If asked to define ‘poverty’, the vast majority of people would refer to the experience of falling below the poverty line or below a certain absolute standard of living. The World Bank, for example, uses reference points set at $1.25 and $2 per day (2005 Purchasing Power Parity terms). Using improved price data from the most recent (2005) round of the International Comparison Program, new poverty estimates released in August 2008 showed that about 1.4 billion people (one in four) in the developing world were living on less than $1.25 a day in 2005, down from 1.9 billion (one in two) in 1981. The new international poverty line of $1.25 a day at 2005 prices is the mean of the national poverty lines for the 10-20 poorest countries of the world.

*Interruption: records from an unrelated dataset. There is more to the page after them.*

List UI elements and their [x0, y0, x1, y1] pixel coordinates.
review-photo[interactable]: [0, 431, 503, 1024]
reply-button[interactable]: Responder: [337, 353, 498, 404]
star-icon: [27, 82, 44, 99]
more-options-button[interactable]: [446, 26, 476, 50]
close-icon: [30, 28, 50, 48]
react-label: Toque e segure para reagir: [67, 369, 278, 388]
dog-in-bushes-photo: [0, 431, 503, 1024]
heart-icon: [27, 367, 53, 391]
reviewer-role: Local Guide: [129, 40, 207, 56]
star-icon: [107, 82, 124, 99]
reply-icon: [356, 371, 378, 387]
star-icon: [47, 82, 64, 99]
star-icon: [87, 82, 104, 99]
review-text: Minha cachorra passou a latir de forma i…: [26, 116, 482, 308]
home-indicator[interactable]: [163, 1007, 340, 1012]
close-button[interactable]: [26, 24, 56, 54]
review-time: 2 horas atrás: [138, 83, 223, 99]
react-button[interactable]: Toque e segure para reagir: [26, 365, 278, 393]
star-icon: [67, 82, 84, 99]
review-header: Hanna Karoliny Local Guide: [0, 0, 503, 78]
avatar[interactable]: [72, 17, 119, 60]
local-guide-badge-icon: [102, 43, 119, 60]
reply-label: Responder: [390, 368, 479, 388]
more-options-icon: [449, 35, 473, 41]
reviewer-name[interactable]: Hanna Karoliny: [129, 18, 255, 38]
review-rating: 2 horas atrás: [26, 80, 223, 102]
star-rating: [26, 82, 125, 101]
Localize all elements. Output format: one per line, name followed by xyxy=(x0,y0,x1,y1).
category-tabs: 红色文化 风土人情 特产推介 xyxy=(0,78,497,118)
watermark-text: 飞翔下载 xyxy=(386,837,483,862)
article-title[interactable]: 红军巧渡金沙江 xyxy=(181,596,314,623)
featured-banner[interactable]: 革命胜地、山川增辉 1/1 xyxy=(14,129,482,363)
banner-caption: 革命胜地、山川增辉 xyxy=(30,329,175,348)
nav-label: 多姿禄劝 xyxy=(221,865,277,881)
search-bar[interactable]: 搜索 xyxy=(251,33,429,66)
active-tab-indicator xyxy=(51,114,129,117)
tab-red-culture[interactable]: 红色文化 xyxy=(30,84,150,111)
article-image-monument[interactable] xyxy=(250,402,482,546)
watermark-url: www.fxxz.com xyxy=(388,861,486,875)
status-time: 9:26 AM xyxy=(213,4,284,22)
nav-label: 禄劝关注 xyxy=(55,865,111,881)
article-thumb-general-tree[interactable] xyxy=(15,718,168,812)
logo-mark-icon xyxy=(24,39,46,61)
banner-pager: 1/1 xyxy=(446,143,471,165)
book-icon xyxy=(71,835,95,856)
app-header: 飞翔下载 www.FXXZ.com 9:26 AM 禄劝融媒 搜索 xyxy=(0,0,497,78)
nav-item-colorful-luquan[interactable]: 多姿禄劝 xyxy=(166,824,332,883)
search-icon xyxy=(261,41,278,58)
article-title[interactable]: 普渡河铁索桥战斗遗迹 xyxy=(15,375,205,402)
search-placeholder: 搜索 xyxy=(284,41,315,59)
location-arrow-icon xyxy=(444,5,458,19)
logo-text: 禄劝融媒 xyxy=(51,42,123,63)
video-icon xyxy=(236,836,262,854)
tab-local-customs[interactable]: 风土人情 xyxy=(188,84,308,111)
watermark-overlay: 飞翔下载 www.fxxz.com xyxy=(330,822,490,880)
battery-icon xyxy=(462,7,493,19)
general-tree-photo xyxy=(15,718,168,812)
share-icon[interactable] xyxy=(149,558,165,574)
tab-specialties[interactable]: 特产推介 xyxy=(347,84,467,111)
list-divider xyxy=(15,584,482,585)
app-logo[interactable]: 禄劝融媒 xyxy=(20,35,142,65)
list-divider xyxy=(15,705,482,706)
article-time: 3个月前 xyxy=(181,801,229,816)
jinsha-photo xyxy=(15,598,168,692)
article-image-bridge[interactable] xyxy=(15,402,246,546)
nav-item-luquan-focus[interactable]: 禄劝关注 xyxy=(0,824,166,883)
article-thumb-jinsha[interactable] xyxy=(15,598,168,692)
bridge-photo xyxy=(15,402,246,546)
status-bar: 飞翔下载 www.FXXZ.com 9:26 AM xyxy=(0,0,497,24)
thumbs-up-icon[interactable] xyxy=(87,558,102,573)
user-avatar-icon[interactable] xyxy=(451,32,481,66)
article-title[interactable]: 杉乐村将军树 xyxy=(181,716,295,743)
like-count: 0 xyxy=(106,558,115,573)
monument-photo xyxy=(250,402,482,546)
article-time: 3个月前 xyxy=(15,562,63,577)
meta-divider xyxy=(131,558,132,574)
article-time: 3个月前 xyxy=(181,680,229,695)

According to the World Bank: “Poverty is hunger. Poverty is lack of shelter. Poverty is being sick and not being able to see a doctor .Poverty is not having access to school and not knowing how to read. Poverty is not having a job and also a fear for the future”.

Poverty can have a different meaning in Kurdistan compared to other places such as the UK, Poland and China. Poverty in China means you have to sleep rough without food but in UK you can be classed as poor although you are able to watch plasma TV and meet your basic food requirements.

Poverty in Kurdistan means no clean water, no electricity, no job, no future, no health cover, no house and having to go to the countryside to find shelter. In the south of Kurdistan the main cause of poverty is corruption and not a lack of resources. Corruption means the misuse of power and certain people considering themselves to be above the law.

We have more than 25 oil companies working in Arbil, the capital of the KRG, where they are exploring and investing in new oil wells. We have 125 members of the Kurdistan Parliament  who get annual salaries of around $70,000 plus party political allowances of $30,000. to each KDP and PUK . The KRG pays strikingly high salaries to its civil servants, many of whom are selected because of their loyalty to one or other of the two ruling parties. But this is the people’s money! Each new cabinet makes promises to address these issues but nothing gets done. And, as government ministers admitted in the local elections, the Kurdistan budget is in deficit’ Infant schools are in a disastrous state. They so overcrowded, due to the lack of new building, that children can only get 3.5 hours of education per day. Yet education should be the main responsibility of the modern state.

With reference to corruption, I must praise the stand of the 25 opposition members of parliament, belonging to the Gorran movement, who recently refused to accept payments of $40,000  to buy themselves new cars at the expense of the poor people of Kurdistan. They refused on the basis that:  (a) there are people in Kurdistan who cannot afford to eat and so why should MPs, as representatives of the people, have such expensive vehicles; and  (b) they informed local reporters that their salaries were high enough for them to be able to afford to buy their own new vehicles. As the result $1 million of public money will be saved. Will this money be put into the correct channels of expenditure? I doubt it. We have 125 MPs but in fact we need only half of that number. The state sponsors all the political parties and events but this should not be its duty. Instead the state should focus on its responsibility for providing education and a welfare system.

Kurdistan could become the most glittering success story in the history of newly established states. Latest economic research shows that the path to economic growth can be achieved by all nations by using different economic tools and theories. Kurdistan will become a successful country when it provides the best possible education system for the new generation. The main root cause of poverty is the lack of education provision.